Dating in Western culture is still primarily a vetting process for long-term commitments. Rings and vows mark your progress as you make your way toward the ideal of lifelong monogamy.  Any disruption along the way is then considered a failure, and you have to start over. Most relationships do not last, so it seems like a bad model. Why do we only label relationships as successful if they never end?

One of my favorite podcasts is the Savage Lovecast. Dan Savage thinks a breakup does not have to signify a failed relationship. Human beings are dynamic, constantly changing due to influences by the media, circumstances, geography, and other humans. What you need out of a relationship also changes.

Unfortunately, there’s not really a model of how to break up amicably. The plotline would not sell in the box offices. I like to think maybe this is why people stay in a relationship way past the expiration date. When I was with my ex-husband, I literally spent months wavering over the decision to leave, even though the answer was flashing in my brain like a neon sign from a shady bonds office. They were dark days filled with ruminations of the good times, guilt over ending a marriage after my parents spent so much on the wedding, and a deep assuredness that I’d never love again.

Then I left and had a month-long bender where I drank away my frustration at staying as long as I did and my sorrow at the loss of the future I’d been building in my head for years that was never going to happen. Three years later I cannot even fathom being in that future and feel I dodged a bullet the size of an asteroid. Our relationship was over. I don’t regret it because I had some amazing adventures with him and learned so much about myself. We just ran our course.

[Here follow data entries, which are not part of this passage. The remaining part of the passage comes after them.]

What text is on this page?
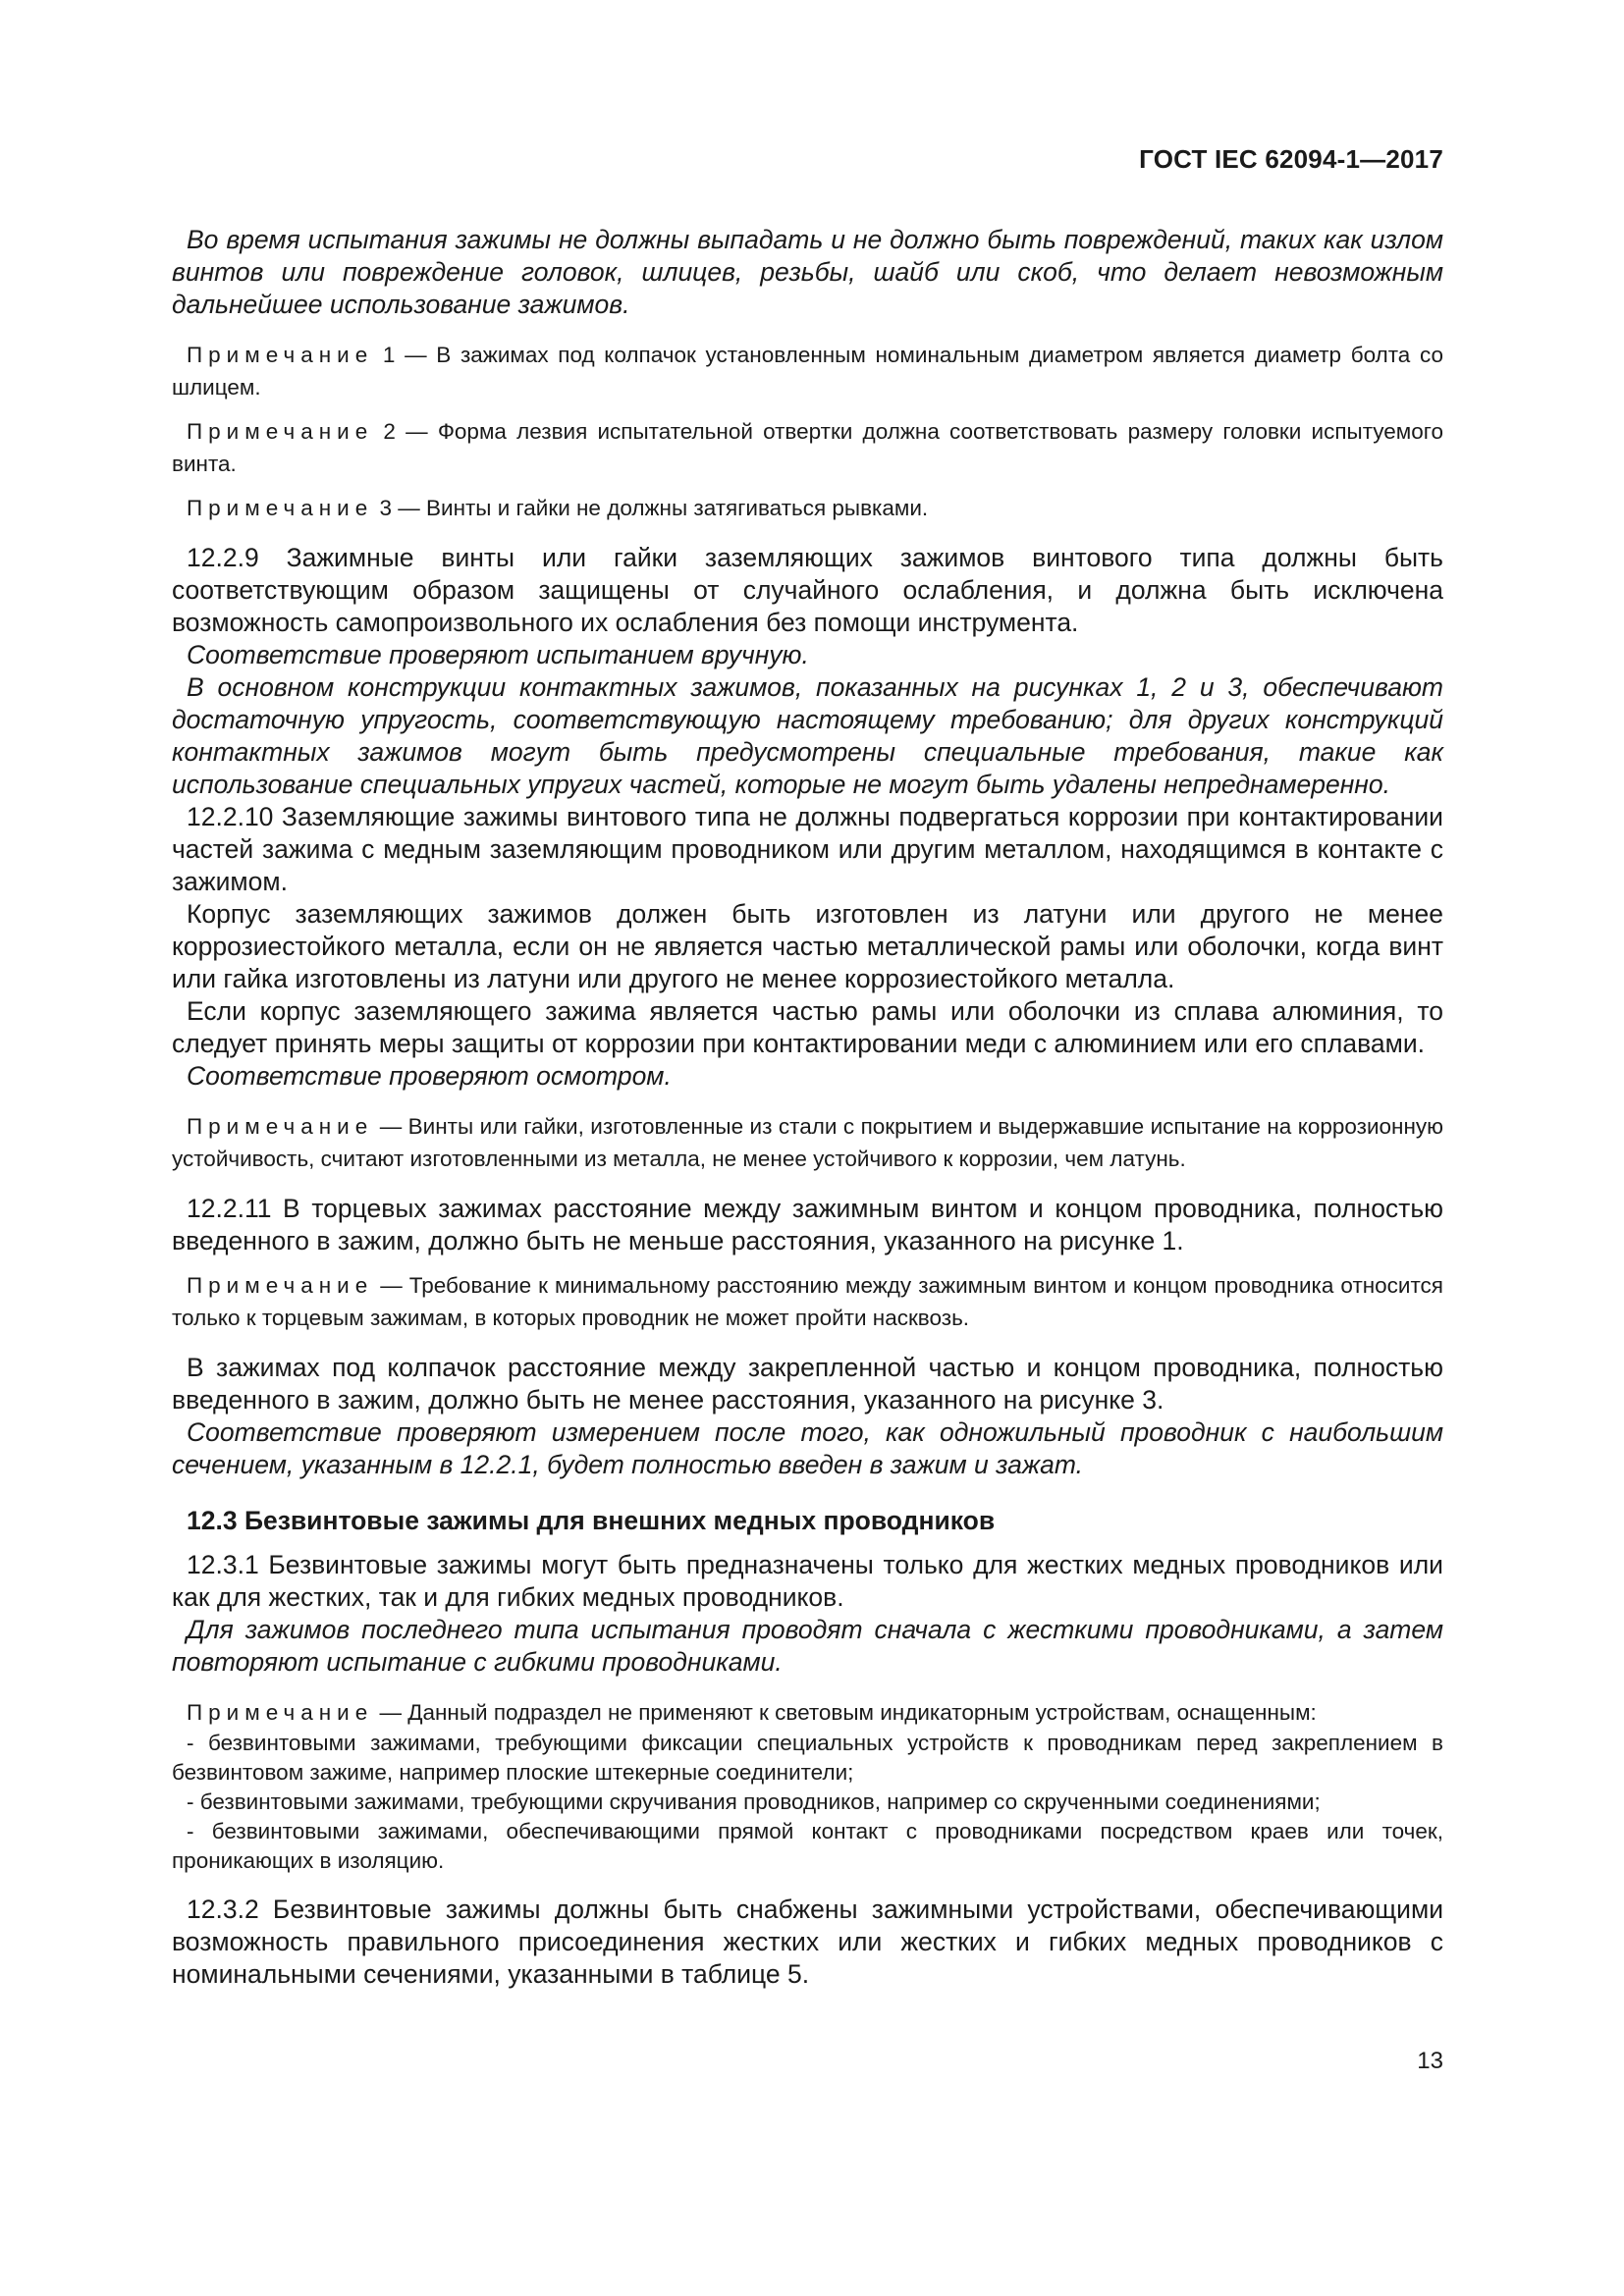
ГОСТ IEC 62094-1—2017

Во время испытания зажимы не должны выпадать и не должно быть повреждений, таких как излом винтов или повреждение головок, шлицев, резьбы, шайб или скоб, что делает невозможным дальнейшее использование зажимов.

Примечание 1 — В зажимах под колпачок установленным номинальным диаметром является диаметр болта со шлицем.

Примечание 2 — Форма лезвия испытательной отвертки должна соответствовать размеру головки испытуемого винта.

Примечание 3 — Винты и гайки не должны затягиваться рывками.

12.2.9 Зажимные винты или гайки заземляющих зажимов винтового типа должны быть соответствующим образом защищены от случайного ослабления, и должна быть исключена возможность самопроизвольного их ослабления без помощи инструмента.

Соответствие проверяют испытанием вручную.

В основном конструкции контактных зажимов, показанных на рисунках 1, 2 и 3, обеспечивают достаточную упругость, соответствующую настоящему требованию; для других конструкций контактных зажимов могут быть предусмотрены специальные требования, такие как использование специальных упругих частей, которые не могут быть удалены непреднамеренно.

12.2.10 Заземляющие зажимы винтового типа не должны подвергаться коррозии при контактировании частей зажима с медным заземляющим проводником или другим металлом, находящимся в контакте с зажимом.

Корпус заземляющих зажимов должен быть изготовлен из латуни или другого не менее коррозиестойкого металла, если он не является частью металлической рамы или оболочки, когда винт или гайка изготовлены из латуни или другого не менее коррозиестойкого металла.

Если корпус заземляющего зажима является частью рамы или оболочки из сплава алюминия, то следует принять меры защиты от коррозии при контактировании меди с алюминием или его сплавами.

Соответствие проверяют осмотром.

Примечание — Винты или гайки, изготовленные из стали с покрытием и выдержавшие испытание на коррозионную устойчивость, считают изготовленными из металла, не менее устойчивого к коррозии, чем латунь.

12.2.11 В торцевых зажимах расстояние между зажимным винтом и концом проводника, полностью введенного в зажим, должно быть не меньше расстояния, указанного на рисунке 1.

Примечание — Требование к минимальному расстоянию между зажимным винтом и концом проводника относится только к торцевым зажимам, в которых проводник не может пройти насквозь.

В зажимах под колпачок расстояние между закрепленной частью и концом проводника, полностью введенного в зажим, должно быть не менее расстояния, указанного на рисунке 3.

Соответствие проверяют измерением после того, как одножильный проводник с наибольшим сечением, указанным в 12.2.1, будет полностью введен в зажим и зажат.

12.3 Безвинтовые зажимы для внешних медных проводников

12.3.1 Безвинтовые зажимы могут быть предназначены только для жестких медных проводников или как для жестких, так и для гибких медных проводников.

Для зажимов последнего типа испытания проводят сначала с жесткими проводниками, а затем повторяют испытание с гибкими проводниками.

Примечание — Данный подраздел не применяют к световым индикаторным устройствам, оснащенным:

- безвинтовыми зажимами, требующими фиксации специальных устройств к проводникам перед закреплением в безвинтовом зажиме, например плоские штекерные соединители;

- безвинтовыми зажимами, требующими скручивания проводников, например со скрученными соединениями;

- безвинтовыми зажимами, обеспечивающими прямой контакт с проводниками посредством краев или точек, проникающих в изоляцию.

12.3.2 Безвинтовые зажимы должны быть снабжены зажимными устройствами, обеспечивающими возможность правильного присоединения жестких или жестких и гибких медных проводников с номинальными сечениями, указанными в таблице 5.

13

I try to remember those days when I knew I needed to leave but couldn’t quite muster the courage when I have friends who are in similar circumstances. There is a comfort in familiarity. I know this is true because too many times I’ve listened to a friend spend literally hours talking about all the terrible aspects of a relationship, and when asked why they stay, they respond, “But we’ve been together so long…”

Or maybe they’ll go off on a tangent about sacrifice. There are sacrifices like alternating whose family you visit what holiday, then there are sacrifices like having children you never wanted. Most are somewhere in between, but you have to figure out where the line. Once it’s crossed you are the only one who can do something about it. If you don’t, you lose the right to be bitter and make your partners/partner miserable.

I’m not saying you should throw in the towel the second everything isn’t rainbows and unicorns. However, when I talk to someone about a relationship and they spend the majority of the time telling me things that are wrong, and then the next few times I see them the same thing happens, maybe the end is nigh.

We stay in toxic or stale relationships, in part, because the alternative of having to start over is worse. That story needs to change because toxic and stale relationships will inevitably end. Why not cut it off immediately when it’s done instead of dragging the relationship out to the point where lawyers are needed to break up and children have to be divided?

I know from experience breaking up is easier said than done. I also know I am so happy that three years and two months ago I walked away from a relationship that was over because if I hadn’t, I would have never discovered the wonderful life I have now.